In 2010 I had conducted a pilot study, which found
that 50% of undergraduates were still driving to the campus despite the
big improvements in bus services and (fairly small) parking charges at
that time. This finding was very different from the ‘official’ UWE
travel surveys, which were showing dramatic falls in driving. Although
the samples were not exactly comparable the main difference was survey
method. My survey was conducted on paper at the beginning of lectures,
whereas the official surveys were completed on-line in response to
email invitations. The in-lecture method achieved response rates close
to 100%, whereas the official surveys were vulnerable to
‘self-selection bias’ – a perennial problem for smarter choices
evaluations. The travel planner came to believe, although he could not
prove, that the policy changes and publicity around them were
motivating more non-drivers, particularly cyclists, to complete ‘after
the event’ travel surveys.
From 2012 onwards UWE began conducting cordon
counts to address that problem (with a small self-reported element for
people who park off-campus and walk in). These counts showed 40% single
occupancy driving in 2012, falling to 25% in 2016 with the biggest
fall, as expected, in 2013. Buses and walking were the main
beneficiaries.
Over the past two years Ben Clark and I have used
in-lecture questionnaires again to compare the last cohort of students
with the right to park and the first cohort where only a small minority
are allowed to park. The second group were less likely to drive to
campus, although the fall (from 33% to 24%) was not as big as we had
expected because the other measures had already reduced driving,
particularly amongst the majority of students who live in Bristol. We
also found lower car availability (by 16 percentage points) and
licence-holding (by 10 percentage points) amongst the cohort who
started after the policy change. As a result, they were also less
likely to drive elsewhere for other purposes. The policy change created
a gender difference for the first time; men were more likely to park
off-campus or try to evade the controls on-campus whereas women were
more likely to change their mode of travel.
Overspill parking has created some tensions with
residents around the campus, although the problem remains small
compared to the big changes in travel behaviour. The scale of
off-campus parking did not change significantly between 2015 and 2016
despite the closure of one car park and tighter enforcement on the
campus. UWE has responded to residents’ concerns by supporting, and in
one case financing, the extension of parking controls on surrounding
streets. Two other concerns expressed before the policy change proved
unfounded; it did not reduce applications to study at UWE, nor did it
move more students outside the Exclusion Zone.

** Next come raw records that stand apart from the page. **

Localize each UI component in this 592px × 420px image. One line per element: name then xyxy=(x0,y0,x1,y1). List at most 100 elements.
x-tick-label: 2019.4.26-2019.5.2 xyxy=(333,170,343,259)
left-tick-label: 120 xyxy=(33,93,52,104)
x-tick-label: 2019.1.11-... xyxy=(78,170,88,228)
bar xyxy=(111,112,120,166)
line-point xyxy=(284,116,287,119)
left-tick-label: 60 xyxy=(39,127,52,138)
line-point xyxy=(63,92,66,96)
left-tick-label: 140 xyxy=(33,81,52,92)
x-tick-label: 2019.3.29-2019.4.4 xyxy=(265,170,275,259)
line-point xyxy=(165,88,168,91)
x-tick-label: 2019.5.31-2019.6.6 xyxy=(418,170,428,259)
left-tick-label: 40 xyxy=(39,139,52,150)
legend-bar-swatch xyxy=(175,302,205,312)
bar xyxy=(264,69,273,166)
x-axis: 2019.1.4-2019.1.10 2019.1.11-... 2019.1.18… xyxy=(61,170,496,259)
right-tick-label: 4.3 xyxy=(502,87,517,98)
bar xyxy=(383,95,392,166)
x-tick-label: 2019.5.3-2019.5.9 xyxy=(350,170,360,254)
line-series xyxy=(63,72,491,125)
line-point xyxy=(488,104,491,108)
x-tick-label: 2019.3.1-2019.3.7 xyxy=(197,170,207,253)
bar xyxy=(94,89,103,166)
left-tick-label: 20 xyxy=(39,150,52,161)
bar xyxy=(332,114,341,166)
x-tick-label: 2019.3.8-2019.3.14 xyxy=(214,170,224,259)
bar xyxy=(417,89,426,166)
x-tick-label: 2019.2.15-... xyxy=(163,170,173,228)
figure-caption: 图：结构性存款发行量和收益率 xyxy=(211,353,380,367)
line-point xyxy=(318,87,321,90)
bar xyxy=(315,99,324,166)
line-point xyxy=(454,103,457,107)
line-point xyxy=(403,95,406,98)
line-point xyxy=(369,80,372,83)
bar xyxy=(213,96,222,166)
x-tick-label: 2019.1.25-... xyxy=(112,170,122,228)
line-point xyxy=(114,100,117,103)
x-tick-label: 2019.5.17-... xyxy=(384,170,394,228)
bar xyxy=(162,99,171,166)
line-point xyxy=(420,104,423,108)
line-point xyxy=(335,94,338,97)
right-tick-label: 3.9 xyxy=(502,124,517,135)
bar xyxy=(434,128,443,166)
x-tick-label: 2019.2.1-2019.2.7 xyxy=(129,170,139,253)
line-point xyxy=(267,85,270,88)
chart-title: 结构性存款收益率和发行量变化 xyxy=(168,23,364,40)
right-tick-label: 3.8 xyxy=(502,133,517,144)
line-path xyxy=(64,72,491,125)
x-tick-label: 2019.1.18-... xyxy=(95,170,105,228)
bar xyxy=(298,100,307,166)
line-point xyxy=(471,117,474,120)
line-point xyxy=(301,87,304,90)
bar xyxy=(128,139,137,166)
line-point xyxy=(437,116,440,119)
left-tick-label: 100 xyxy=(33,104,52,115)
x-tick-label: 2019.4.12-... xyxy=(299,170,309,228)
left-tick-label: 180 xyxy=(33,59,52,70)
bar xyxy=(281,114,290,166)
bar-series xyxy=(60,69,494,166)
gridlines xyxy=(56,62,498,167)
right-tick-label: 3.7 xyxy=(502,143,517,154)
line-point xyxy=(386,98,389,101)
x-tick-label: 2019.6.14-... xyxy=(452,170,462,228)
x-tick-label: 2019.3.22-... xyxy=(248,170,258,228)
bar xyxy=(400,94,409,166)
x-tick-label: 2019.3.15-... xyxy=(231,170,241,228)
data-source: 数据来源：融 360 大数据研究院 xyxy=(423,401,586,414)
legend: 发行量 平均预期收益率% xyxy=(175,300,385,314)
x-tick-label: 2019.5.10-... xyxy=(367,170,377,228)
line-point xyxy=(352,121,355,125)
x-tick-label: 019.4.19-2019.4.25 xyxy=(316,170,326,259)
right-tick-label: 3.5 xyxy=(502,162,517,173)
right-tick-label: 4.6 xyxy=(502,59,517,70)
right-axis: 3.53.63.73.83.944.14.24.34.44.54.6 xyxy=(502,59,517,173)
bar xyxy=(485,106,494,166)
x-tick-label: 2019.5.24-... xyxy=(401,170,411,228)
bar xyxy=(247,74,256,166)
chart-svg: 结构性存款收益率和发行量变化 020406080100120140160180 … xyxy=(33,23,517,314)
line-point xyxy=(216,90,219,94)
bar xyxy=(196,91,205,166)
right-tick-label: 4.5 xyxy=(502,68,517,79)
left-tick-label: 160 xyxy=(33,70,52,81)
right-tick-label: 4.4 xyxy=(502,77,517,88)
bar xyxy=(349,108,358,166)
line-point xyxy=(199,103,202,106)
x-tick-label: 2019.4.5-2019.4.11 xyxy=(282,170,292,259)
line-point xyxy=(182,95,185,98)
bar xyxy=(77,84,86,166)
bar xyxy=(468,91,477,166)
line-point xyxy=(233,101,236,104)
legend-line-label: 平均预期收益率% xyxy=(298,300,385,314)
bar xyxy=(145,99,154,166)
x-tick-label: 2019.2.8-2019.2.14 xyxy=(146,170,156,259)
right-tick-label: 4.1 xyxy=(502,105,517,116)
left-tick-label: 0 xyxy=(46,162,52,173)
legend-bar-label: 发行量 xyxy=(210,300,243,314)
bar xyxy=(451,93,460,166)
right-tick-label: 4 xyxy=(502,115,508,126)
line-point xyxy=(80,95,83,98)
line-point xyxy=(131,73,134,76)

These findings support a growing body of evidence
that, like it or not, the ‘sticks’ are more effective than the
‘carrots’ when it comes to modal shift. That doesn’t mean we don’t need
the carrots; if driving is constrained by policy or unavoidable
circumstances, people are entitled to expect improved alternatives. The
findings also support the scepticism of the Behavioural Insights Team
about some evaluations of smarter choices programmes, although the
failure of the Heathrow experiment, which relied on responses to
letters or emails, should cause no great surprise.
Our findings about licence-holding and car
ownership were less expected and have wide-ranging implications. In
transport models, and conventional transport wisdom, licence-holding is
generally treated as an external factor, uninfluenced by demand
management tools such as parking restraint. Clearly more research is
needed on this but if that assumption proves to be wrong then the
long-term potential for travel demand management, particularly in urban
areas with growing numbers of young adults, may be much greater than
anyone looking at the short-term evidence would imagine.
Link to Project Report:
Melia, S. and Clark, B. (2016) Evaluation of the change in parking
policy on Frenchay campus .
Project Report. University of the West of England. Available from: http://eprints.uwe.ac.uk/30990
Dr Steve Melia is Senior Lecturer in Transport and Planning at the University of the West of England and author of Urban Transport Without the Hot Air.